In postgres, great_expectations will create a table called ge_validations_store in the public schema.
You will see the JSON below, which shows the results of the expectation that was run at checkpoint. You will see detailed report of the failure, cause by customer_id_10 under the partial_unexpected_counts value.
{
"statistics":
{
"evaluated_expectations": 1,
"successful_expectations": 0,
"unsuccessful_expectations": 1,
"success_percent": 0.0
},
"meta":
{
"great_expectations.__version__": "0.11.8",
"expectation_suite_name": "app.order.error",
"run_id":
{
"run_time": "2020-07-28T00:41:46.026887+00:00",
"run_name": "20200728T004146.026887Z"
},
"batch_kwargs":
{
"table": "order",
"schema": "app",
"data_asset_name": "app.order",
"datasource": "data_quality"
},
"batch_markers":
{
"ge_load_time": "20200728T004145.998210Z"
},
"batch_parameters": null,
"validation_time": "20200728T004146.027301Z"
},
"results":
[
{
"result":
{
"element_count": 4,
"missing_count": 0,
"missing_percent": 0.0,
"unexpected_count": 1,
"unexpected_percent": 25.0,
"unexpected_percent_nonmissing": 25.0,
"partial_unexpected_list": ["customer_10"],
"partial_unexpected_index_list": null,
"partial_unexpected_counts": [{"value": "customer_10", "count": 1}]
},
"exception_info":
{
"raised_exception": false,
"exception_message": null,
"exception_traceback": null
},
"meta": {},
"success": false,
"expectation_config":
{
"expectation_type": "expect_column_values_to_be_in_set",
"meta": {},
"kwargs":
{
"column": "customer_order_id",
"value_set": ["customer_2", "customer_1"],
"result_format": {"result_format": "SUMMARY"}}
}
}
],
"evaluation_parameters": {},
"success": false
}scheduling
Now that we have seen how to run tests on our data, we can run our checkpoints from bash or a python script(generated using great_expectations checkpoint script first_checkpoint).
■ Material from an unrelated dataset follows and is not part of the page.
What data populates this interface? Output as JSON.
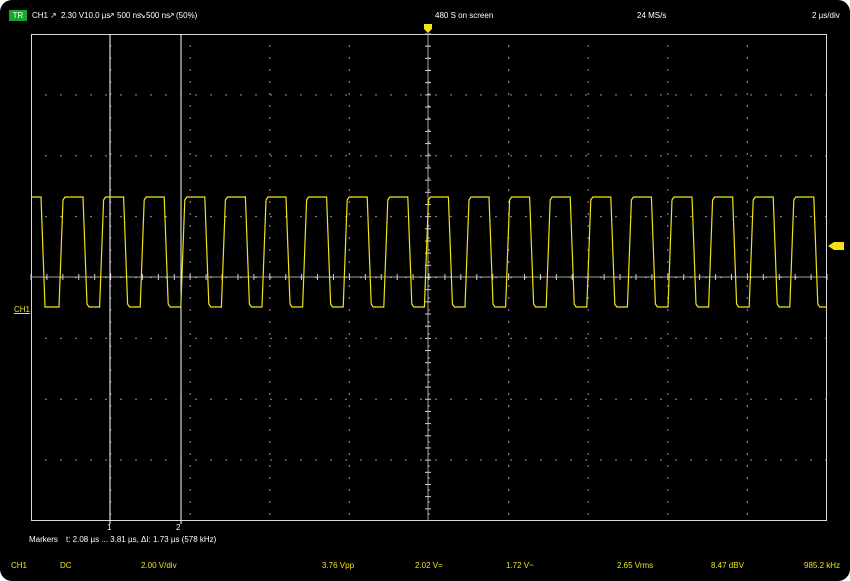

This lends itself to easy integration with scheduling tools like airflow, cron, prefect, etc.
Production deploy
When deploying in production, you can store any sensitive information(credentials, validation results, etc) which are part of the uncommitted folder in cloud storage systems or databases or data stores depending on your infratructure setup. Great Expectations has a lot of options for storage as shown here
When not to use a data quality framework
This tool is great and provides a lot of advanced data quality validation functions, but it adds another layer of complexity to your infrastructure that you will have to maintain and trouble shoot in case of errors. It would be wise to use it only when needed.
In general
- Do not use a data quality framework, if simple SQL based tests at post load time works for your use case.
- Do not use a data quality framework, if you only have a few (usually < 5) simple data pipelines.
Conclusion
Hope this article gives you an idea of how to use the great_expectations data quality framework, when to use it and when not to use it. Let me know if you have any questions or comments in the comment section below.